Though growing quickly, exports still represent a tiny fraction of overall MMJ sales by the country’s licensed producers.
In the first three months of 2017, slightly less than 6,000 kilograms of dried medical cannabis were sold to 129,876 registered clients across Canada for medical use, meaning exports accounted for less than 1% of all sales.
Examples of Canadian exporters
To give their marijuana sales a shot in the arm, several Canadian licensed producers have turned to the export market:
- MedReleaf (Toronto Stock Exchange: LEAF) this month completed the first-ever shipment of medical cannabis oil to Brazil.
- Tilray, a major Canadian LP, has exported MMJ to Cyprus, Chile, Croatia, New Zealand and Australia.
- Another LP, CanniMed Therapeutics (TSE: CMED), delivered the first commercial shipment of MMJ oil to Australia in the spring.
- Aphria (TSE: APH) last year received a license to export product to Australian biotech company Medlab Clinical.
- Canopy Growth (TSE: WEED) last year secured permits to export medical cannabis for sale to German patients.
- ABcann Global (TSX Venture: ABCN) CEO Aaron Keay said he expectsto acquire a distribution license and start exporting to Germany in the third quarter.
- CanniMed (TSE: CMED) has a supply agreement with a company in the Cayman Islands.
- Cronos Group (TSXV: MJN), through its wholly owned subsidiary Peace Naturals, signed an export deal last year with a German company.
More export growth anticipated
Looking ahead, analysts expect exports will continue to rise as Canadian LPs service niche markets and establish localized operations abroad.
Khurram Malik, a partner with financial advisory firm Jacob Capital Management, sees exports spiking to certain nations and regions before coming back down once Canadian LPs set up operations in those markets.

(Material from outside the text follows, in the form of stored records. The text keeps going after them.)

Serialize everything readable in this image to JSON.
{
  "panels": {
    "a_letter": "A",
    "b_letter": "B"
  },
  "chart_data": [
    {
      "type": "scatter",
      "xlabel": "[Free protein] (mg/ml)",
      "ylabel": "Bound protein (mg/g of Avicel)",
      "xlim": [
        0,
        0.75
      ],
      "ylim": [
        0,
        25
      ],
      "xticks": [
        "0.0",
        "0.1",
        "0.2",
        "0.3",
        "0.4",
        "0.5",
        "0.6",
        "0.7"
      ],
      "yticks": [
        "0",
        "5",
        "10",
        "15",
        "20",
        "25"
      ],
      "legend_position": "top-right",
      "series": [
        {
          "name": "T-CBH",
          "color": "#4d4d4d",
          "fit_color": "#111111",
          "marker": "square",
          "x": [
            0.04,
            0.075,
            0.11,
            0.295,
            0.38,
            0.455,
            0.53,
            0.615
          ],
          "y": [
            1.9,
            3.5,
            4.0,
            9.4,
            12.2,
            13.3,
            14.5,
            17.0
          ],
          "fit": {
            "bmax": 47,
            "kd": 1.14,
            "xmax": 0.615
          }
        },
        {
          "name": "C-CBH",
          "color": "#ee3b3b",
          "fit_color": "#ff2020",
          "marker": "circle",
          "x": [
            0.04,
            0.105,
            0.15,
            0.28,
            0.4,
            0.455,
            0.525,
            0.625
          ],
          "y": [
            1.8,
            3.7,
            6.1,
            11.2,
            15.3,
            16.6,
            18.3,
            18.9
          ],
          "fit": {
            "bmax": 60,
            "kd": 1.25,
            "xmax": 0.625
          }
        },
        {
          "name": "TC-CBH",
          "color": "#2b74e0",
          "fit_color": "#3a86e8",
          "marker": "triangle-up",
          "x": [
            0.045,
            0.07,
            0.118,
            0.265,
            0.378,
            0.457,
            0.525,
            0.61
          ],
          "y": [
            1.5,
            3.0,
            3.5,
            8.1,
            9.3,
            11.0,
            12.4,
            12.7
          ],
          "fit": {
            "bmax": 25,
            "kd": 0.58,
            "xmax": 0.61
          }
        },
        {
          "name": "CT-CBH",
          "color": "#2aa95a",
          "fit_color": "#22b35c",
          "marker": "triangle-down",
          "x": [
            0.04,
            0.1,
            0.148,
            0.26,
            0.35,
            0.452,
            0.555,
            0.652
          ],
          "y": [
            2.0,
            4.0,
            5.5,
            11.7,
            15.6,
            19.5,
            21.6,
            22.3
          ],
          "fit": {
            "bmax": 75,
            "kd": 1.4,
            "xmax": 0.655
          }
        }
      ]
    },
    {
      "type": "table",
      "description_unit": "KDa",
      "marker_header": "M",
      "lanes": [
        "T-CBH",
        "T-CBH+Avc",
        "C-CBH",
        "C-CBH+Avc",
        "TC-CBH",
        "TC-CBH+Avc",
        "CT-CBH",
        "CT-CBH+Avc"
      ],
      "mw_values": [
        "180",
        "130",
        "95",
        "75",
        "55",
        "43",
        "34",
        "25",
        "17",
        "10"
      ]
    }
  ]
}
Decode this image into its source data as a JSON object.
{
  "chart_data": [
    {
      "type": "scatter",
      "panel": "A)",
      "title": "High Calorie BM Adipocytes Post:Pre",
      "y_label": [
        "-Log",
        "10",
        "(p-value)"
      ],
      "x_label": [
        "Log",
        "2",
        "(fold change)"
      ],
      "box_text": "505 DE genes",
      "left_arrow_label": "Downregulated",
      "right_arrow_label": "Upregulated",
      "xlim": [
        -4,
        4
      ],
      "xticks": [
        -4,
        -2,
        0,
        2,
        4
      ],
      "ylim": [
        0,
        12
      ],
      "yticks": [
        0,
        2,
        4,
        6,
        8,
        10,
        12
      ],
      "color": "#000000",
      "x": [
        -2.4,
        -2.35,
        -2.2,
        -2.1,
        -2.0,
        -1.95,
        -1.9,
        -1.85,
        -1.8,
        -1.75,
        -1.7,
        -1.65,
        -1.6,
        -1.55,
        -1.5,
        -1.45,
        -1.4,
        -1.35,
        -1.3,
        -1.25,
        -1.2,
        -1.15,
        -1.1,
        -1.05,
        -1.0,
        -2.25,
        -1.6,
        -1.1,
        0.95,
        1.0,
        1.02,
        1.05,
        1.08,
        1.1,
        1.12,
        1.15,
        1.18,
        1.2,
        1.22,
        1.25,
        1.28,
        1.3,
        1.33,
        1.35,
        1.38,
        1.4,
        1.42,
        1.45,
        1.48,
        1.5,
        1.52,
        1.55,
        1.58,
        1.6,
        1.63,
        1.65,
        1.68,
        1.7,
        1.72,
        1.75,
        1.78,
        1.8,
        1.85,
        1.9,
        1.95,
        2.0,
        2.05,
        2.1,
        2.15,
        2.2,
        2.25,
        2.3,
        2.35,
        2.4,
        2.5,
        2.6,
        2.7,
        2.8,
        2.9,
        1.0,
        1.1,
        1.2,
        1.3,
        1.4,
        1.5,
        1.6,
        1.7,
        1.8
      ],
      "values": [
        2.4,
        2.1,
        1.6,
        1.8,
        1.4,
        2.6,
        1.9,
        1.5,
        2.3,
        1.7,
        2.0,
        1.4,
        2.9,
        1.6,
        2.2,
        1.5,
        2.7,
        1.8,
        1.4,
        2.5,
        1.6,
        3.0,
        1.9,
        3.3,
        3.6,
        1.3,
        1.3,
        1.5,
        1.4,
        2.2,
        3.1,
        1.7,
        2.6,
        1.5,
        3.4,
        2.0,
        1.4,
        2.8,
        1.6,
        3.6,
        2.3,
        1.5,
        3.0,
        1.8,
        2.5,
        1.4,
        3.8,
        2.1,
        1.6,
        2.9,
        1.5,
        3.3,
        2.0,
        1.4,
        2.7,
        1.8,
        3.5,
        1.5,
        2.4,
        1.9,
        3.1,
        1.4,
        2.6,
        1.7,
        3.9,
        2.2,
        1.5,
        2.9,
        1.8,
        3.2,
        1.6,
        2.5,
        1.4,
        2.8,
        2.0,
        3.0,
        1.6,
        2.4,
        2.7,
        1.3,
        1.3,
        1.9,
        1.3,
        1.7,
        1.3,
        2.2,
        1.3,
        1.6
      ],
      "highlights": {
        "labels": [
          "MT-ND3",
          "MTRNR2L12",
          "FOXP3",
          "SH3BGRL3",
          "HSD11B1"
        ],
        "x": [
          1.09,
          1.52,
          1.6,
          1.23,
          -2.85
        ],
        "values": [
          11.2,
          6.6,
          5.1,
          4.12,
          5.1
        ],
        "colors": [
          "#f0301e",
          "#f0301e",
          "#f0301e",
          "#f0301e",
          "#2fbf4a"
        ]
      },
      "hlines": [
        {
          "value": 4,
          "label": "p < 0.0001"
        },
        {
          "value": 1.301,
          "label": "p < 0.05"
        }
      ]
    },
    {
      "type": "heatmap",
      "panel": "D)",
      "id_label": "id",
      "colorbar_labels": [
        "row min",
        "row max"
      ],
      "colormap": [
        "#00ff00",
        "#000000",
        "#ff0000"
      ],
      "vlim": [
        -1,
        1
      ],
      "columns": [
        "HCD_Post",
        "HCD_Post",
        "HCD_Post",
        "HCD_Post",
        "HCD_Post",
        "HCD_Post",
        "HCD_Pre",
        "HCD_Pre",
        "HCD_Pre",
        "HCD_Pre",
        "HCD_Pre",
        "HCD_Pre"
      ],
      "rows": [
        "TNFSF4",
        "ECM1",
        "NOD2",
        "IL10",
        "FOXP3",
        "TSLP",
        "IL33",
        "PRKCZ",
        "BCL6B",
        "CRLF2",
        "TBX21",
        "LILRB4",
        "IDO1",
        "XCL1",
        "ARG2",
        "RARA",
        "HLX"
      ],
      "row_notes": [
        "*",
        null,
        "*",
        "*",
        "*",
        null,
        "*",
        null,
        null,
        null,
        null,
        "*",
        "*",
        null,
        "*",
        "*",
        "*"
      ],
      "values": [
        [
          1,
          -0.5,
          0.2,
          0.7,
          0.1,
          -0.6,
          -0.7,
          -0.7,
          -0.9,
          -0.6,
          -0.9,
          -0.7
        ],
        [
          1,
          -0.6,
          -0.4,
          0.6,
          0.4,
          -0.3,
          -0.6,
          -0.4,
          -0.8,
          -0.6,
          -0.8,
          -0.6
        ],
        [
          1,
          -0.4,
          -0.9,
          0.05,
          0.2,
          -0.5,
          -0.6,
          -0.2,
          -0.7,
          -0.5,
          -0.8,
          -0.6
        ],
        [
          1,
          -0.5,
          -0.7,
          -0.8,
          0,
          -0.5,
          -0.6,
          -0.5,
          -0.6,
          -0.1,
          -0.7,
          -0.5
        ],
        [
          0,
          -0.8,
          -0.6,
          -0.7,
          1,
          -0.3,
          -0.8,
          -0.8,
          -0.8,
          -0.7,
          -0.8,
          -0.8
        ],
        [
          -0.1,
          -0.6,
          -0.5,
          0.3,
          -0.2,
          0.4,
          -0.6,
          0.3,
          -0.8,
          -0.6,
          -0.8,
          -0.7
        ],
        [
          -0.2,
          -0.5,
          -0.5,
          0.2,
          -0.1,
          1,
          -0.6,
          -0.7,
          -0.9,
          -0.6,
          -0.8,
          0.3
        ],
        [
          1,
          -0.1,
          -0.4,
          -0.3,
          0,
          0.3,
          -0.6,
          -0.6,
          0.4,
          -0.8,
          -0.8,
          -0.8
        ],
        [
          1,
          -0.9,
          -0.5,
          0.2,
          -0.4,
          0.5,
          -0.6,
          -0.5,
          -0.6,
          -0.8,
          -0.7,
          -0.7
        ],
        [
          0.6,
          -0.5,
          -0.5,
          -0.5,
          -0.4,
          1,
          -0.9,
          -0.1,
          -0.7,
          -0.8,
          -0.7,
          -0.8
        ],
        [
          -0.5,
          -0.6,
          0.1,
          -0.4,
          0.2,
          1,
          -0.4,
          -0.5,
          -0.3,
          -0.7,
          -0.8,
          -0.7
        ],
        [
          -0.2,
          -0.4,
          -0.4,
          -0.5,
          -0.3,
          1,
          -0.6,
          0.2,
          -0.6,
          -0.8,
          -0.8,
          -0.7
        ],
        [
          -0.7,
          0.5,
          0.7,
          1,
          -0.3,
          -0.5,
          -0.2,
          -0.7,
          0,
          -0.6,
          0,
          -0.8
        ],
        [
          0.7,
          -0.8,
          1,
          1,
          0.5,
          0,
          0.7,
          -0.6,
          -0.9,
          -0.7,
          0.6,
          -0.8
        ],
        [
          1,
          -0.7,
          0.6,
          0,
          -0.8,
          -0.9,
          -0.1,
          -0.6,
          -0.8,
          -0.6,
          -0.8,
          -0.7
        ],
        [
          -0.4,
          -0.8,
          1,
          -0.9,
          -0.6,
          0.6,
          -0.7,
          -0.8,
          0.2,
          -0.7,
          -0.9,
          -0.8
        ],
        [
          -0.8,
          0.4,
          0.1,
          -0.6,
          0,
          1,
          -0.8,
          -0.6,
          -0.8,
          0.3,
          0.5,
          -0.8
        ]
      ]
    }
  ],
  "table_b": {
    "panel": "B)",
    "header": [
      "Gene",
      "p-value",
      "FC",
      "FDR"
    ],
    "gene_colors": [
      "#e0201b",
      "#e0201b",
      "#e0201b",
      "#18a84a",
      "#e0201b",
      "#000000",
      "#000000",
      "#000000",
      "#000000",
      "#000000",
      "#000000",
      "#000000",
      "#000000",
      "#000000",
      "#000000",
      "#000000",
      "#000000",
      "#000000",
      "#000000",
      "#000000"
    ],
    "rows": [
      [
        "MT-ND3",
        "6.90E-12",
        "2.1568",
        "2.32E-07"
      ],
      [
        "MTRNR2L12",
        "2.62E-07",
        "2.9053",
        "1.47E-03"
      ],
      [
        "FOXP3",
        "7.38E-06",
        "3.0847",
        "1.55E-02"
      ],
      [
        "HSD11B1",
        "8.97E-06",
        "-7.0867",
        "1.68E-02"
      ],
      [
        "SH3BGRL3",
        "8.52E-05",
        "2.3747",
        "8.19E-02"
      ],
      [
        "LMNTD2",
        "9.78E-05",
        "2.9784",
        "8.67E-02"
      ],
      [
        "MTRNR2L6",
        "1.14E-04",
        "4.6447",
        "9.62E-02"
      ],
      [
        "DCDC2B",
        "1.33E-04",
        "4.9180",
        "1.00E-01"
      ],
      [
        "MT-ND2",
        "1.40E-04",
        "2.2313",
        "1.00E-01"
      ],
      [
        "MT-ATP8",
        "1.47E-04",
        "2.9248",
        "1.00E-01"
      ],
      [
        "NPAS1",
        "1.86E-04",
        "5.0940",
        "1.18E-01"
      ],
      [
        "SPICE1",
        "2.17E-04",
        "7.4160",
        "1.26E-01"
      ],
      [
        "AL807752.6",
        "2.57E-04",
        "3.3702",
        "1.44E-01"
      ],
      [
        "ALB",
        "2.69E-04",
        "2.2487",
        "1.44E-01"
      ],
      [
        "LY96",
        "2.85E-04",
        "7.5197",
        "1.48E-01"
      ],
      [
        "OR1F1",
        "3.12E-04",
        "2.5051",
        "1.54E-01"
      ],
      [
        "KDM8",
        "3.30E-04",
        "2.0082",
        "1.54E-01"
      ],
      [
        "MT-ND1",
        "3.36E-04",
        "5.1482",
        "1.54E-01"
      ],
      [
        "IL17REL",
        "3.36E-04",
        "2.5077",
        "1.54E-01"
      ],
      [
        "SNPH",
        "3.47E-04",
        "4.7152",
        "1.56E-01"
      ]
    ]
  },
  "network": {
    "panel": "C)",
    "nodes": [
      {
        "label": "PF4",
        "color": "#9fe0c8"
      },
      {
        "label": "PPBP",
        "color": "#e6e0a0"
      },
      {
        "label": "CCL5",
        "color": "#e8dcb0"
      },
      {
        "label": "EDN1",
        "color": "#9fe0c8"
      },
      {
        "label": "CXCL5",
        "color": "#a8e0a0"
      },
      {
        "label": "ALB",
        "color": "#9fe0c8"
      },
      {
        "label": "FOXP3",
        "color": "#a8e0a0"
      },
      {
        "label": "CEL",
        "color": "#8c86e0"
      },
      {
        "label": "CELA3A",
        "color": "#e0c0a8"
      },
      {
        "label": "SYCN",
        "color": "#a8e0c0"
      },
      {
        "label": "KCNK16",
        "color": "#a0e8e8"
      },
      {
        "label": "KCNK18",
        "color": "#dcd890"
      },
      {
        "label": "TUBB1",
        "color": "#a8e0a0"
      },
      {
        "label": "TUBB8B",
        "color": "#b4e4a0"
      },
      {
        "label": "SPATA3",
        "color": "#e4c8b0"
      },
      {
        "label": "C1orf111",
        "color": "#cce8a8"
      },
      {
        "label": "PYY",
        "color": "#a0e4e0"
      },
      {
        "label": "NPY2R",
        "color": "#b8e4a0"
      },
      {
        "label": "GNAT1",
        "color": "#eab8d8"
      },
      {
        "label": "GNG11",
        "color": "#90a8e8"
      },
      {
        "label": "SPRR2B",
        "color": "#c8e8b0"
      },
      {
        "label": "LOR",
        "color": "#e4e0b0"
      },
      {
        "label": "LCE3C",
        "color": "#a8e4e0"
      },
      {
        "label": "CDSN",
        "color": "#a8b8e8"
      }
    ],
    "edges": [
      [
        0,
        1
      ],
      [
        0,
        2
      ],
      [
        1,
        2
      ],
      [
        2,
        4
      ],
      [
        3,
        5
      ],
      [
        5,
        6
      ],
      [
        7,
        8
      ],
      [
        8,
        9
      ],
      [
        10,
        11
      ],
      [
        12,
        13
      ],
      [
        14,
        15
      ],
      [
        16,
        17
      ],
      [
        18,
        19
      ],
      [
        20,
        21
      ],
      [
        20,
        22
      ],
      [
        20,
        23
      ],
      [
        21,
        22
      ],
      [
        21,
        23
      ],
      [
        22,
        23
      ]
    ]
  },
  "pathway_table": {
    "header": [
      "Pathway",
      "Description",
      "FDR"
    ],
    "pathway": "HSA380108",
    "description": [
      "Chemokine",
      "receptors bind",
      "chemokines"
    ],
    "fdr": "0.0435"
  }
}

“Exports will be larger from where they are today, but I don’t think they will be a large part of the revenue mix (for Canada’s LPs) going forward,” he said, owing to the high costs of growing cannabis in Canada. “Canada won’t be cost competitive with markets overseas for exports.”
Battley, the Cannabis Canada board member, sees exports climbing in response to new markets coming online. Twenty-three countries have active medical cannabis laws, while another 14 countries have pending laws, not counting the United States.
“What we’ve seen thus far is a trickle,” he added. “Germany’s intention, for example, is to have licensed producers from other jurisdictions supply the market until 2019, hoping that by then there will be sufficient domestic capacity. But building and licensing high-quality capacity takes time.”